For the foregoing reasons, we reverse the orders of the district court to the extent that they interpreted the district court’s judgment entered June 3,1992 to apply retroactively to services rendered prior to that date, and remand for the district court to issue an order in accordance with this opinion.

. The regulation had been modified to extend to a group of Medicare-eligible patients who are not poor enough to qualify for Medicaid, but who have incomes at or below the poverty line. This group is referred to as "qualified Medicare beneficiaries" (QMBs). 42 U.S.C. §§ 1396d(p)(1), 1396d(p)(2)(A). The QMBs may, like dual eligi-bles, be provided with Part B coverage through a buy-in agreement. 42 U.S.C. § 1396d(p)(3). The modified regulation limits New York's contribution to QMBs' cost-sharing coverage in the same way it does that of dual eligibles, on the basis of Medicaid rates. Therefore they will be referred to in this opinion as if they were one group.

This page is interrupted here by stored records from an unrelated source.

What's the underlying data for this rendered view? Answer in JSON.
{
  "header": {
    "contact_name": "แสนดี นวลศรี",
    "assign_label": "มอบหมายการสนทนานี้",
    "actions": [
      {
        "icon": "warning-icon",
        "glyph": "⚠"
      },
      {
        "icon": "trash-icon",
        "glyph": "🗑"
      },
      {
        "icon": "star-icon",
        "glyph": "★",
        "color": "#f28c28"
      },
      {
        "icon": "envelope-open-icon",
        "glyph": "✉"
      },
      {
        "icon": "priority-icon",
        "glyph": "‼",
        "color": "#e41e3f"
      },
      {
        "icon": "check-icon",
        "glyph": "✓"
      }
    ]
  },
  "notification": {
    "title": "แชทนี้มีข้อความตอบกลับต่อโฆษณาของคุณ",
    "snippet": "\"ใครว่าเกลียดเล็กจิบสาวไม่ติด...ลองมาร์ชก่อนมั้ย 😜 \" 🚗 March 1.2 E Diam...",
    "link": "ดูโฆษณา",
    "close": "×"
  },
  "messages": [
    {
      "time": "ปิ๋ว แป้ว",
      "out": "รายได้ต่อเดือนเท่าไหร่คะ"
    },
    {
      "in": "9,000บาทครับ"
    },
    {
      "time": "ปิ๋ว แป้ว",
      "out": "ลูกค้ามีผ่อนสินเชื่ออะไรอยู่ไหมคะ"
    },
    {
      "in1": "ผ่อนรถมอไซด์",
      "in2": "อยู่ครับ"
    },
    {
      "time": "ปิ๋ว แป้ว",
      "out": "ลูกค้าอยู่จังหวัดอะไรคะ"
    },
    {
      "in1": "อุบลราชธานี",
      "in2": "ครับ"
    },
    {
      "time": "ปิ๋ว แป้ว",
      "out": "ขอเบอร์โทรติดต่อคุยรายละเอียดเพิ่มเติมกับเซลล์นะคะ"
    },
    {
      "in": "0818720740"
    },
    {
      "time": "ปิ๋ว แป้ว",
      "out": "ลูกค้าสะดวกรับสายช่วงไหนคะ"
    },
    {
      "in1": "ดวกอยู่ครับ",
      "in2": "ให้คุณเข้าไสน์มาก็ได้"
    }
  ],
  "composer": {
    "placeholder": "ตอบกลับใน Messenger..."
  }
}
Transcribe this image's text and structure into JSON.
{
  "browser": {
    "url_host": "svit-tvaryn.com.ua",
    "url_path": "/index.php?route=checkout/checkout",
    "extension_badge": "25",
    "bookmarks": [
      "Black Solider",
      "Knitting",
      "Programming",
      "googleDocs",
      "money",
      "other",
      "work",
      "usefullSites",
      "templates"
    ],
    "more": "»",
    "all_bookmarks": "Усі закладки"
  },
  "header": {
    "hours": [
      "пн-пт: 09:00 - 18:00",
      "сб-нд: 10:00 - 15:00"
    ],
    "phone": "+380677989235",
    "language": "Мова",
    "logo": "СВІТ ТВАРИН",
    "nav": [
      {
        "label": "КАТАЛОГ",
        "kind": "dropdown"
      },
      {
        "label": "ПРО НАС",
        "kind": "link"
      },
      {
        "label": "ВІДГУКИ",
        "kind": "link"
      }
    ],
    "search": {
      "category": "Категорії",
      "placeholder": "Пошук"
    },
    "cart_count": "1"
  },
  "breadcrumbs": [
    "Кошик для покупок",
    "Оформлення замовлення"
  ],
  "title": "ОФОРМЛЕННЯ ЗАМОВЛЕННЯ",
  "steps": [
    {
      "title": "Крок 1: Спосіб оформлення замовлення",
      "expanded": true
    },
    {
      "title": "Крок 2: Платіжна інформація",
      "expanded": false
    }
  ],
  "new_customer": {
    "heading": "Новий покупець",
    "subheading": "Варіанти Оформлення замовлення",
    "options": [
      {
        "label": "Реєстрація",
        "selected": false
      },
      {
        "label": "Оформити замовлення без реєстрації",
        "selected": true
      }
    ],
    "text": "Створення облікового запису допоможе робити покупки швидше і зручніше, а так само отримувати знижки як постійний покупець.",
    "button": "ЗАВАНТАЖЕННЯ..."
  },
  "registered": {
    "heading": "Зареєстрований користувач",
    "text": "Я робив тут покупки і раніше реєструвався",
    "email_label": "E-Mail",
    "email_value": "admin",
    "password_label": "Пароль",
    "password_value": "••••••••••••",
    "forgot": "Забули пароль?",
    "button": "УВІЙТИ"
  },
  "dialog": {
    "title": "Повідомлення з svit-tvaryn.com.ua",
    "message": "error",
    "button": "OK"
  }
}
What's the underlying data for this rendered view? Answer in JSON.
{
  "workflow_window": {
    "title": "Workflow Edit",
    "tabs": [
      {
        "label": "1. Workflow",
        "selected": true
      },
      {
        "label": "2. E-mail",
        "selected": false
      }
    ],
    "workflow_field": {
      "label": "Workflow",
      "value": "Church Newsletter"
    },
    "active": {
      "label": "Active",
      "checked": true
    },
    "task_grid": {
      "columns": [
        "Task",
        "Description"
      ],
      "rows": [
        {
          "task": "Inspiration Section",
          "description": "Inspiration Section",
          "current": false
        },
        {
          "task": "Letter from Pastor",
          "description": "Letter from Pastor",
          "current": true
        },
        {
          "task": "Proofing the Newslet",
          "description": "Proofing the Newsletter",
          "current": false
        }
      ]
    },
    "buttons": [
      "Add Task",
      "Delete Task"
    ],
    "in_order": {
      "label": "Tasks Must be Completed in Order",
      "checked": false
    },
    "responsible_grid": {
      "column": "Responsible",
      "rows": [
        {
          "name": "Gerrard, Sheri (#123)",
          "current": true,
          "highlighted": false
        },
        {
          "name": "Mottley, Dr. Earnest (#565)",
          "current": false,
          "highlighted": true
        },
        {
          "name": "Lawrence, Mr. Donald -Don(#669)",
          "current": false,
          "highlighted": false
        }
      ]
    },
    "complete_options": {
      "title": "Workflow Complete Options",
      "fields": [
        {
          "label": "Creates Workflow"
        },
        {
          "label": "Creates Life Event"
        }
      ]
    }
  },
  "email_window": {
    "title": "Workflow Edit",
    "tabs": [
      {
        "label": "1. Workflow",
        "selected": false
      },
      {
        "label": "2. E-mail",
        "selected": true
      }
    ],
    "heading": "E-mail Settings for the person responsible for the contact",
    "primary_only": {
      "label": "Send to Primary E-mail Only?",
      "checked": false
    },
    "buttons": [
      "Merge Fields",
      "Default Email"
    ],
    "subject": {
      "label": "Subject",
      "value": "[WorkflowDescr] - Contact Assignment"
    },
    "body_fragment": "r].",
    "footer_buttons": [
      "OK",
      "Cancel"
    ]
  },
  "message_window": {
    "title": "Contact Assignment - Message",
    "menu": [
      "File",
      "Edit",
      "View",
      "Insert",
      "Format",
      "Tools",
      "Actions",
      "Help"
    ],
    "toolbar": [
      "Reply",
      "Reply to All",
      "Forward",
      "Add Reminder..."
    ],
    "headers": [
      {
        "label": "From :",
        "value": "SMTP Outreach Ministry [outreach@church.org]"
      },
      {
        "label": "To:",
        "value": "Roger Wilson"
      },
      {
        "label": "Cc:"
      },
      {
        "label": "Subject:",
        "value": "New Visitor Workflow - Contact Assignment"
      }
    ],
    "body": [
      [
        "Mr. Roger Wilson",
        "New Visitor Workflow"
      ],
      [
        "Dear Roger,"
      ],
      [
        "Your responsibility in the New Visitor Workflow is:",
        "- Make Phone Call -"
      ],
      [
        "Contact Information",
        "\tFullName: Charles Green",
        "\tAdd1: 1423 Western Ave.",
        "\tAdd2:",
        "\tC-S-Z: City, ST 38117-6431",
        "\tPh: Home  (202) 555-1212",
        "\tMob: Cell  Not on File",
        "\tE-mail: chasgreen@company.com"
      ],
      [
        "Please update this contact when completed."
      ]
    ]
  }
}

. Plaintiffs also rely on Temple Univ. of the Commonwealth System of Higher Educ. v. White, 732 F.Supp. 1327 (E.D.Pa.1990), aff'd, 941 F.2d 201 (3d Cir.1991), cert. denied, 502 U.S. 1032, 112 S.Ct. 873, 116 L.Ed.2d 778 (1992). In Temple University the district court ordered the defendants to reimburse the plaintiff hospital at a court-ordered interim rate for "all bills paid or to be paid on or after” the date of its order finding the reimbursement scheme invalid. Id. at 1329. Since the Third Circuit did not discuss the retro-activity of that part of the order applying to previously provided services, we do not consider it to have held contrary to the position we have adopted.